On restreint l'accès à root seul :

Fenêtre de terminal
sudo chown root:root /etc/crontab
sudo chmod 600 /etc/crontab
sudo chmod 700 /etc/cron.hourly /etc/cron.daily /etc/cron.weekly /etc/cron.monthly /etc/cron.d
sudo chown root:root /etc/cron.hourly /etc/cron.daily /etc/cron.weekly /etc/cron.monthly /etc/cron.d
Fenêtre de terminal
# Les listes blanches existent (640), sans liste noire
ls -l /etc/cron.allow /etc/at.allow
ls /etc/cron.deny /etc/at.deny 2>/dev/null # ne doivent plus exister
# Permissions verrouillées sur les fichiers cron
stat -c '%n %a %U %G' /etc/crontab /etc/cron.d /etc/cron.daily
# Un compte non autorisé est bien refusé
su - <utilisateur_test> -c "crontab -l" # doit afficher "not allowed"
  • Ne pas oublier root dans cron.allow : sans lui, même root pourrait être gêné pour gérer ses crontabs personnelles (les tâches système de /etc/crontab continuent de tourner, mais l'édition via crontab est filtrée).

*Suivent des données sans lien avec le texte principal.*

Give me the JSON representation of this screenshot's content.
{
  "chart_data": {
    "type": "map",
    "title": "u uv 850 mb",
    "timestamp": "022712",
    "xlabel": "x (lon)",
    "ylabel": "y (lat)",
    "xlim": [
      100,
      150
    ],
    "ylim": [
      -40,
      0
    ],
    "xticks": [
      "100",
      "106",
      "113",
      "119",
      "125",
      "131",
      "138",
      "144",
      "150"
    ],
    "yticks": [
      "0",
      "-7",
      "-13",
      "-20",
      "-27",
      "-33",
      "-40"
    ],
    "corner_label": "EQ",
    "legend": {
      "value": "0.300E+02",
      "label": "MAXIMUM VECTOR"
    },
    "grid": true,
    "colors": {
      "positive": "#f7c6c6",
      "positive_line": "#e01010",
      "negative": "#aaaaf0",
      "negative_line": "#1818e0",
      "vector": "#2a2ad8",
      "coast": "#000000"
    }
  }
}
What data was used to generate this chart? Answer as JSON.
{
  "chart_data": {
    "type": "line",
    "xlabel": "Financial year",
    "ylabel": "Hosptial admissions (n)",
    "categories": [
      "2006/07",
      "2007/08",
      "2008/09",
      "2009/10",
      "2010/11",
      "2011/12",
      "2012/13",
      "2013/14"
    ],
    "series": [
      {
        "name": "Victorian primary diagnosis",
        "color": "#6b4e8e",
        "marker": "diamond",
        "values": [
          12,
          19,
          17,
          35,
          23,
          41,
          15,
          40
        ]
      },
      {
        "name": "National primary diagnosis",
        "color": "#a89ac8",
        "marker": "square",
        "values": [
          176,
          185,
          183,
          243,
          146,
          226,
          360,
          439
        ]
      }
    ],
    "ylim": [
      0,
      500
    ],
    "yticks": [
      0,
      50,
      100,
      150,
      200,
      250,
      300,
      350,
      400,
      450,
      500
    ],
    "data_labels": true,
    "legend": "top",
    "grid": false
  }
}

  • Lister uniquement les comptes qui en ont réellement besoin. Les services modernes utilisent plutôt des timers systemd, qui ne dépendent pas de cron.
  • Ne jamais mettre de secret en clair dans une ligne cron : tout utilisateur pouvant lire le fichier le verrait.
SymptômeCause probableSolution
Un utilisateur légitime est refuséabsent de cron.allowl'ajouter dans /etc/cron.allow
Tout le monde peut encore planifiercron.allow absent et cron.deny videcréer cron.allow, supprimer cron.deny
at refuse tout le monde sauf rootcomportement normal avec at.allow = rootajouter les comptes légitimes
Tâche cron qui ne s'exécute pluspermissions trop restrictives sur un scriptle script doit rester exécutable par root
  • Préférer la liste blanche : créer cron.allow et at.allow, supprimer les fichiers deny.
  • Si cron.allow existe, lui seul fait foi (cron.deny ignoré).
  • Toujours inclure root dans les listes blanches.
  • Durcir les permissions : /etc/crontab en 600, les répertoires cron.* en 700 root:root.
  • Jamais de secret en clair dans une ligne cron (lisible selon les droits).
  • Sur Debian/Ubuntu, cron.allow doit être lisible par le groupe crontab : 640 root:crontab, jamais 600.
  • CIS : RHEL 9 v2.0.0 sections 2.4.1.x / 2.4.2.1 ; Ubuntu 22.04 et 24.04 sections 5.1.x. ANSSI-BP-028 n'a pas de règle dédiée (application du moindre privilège).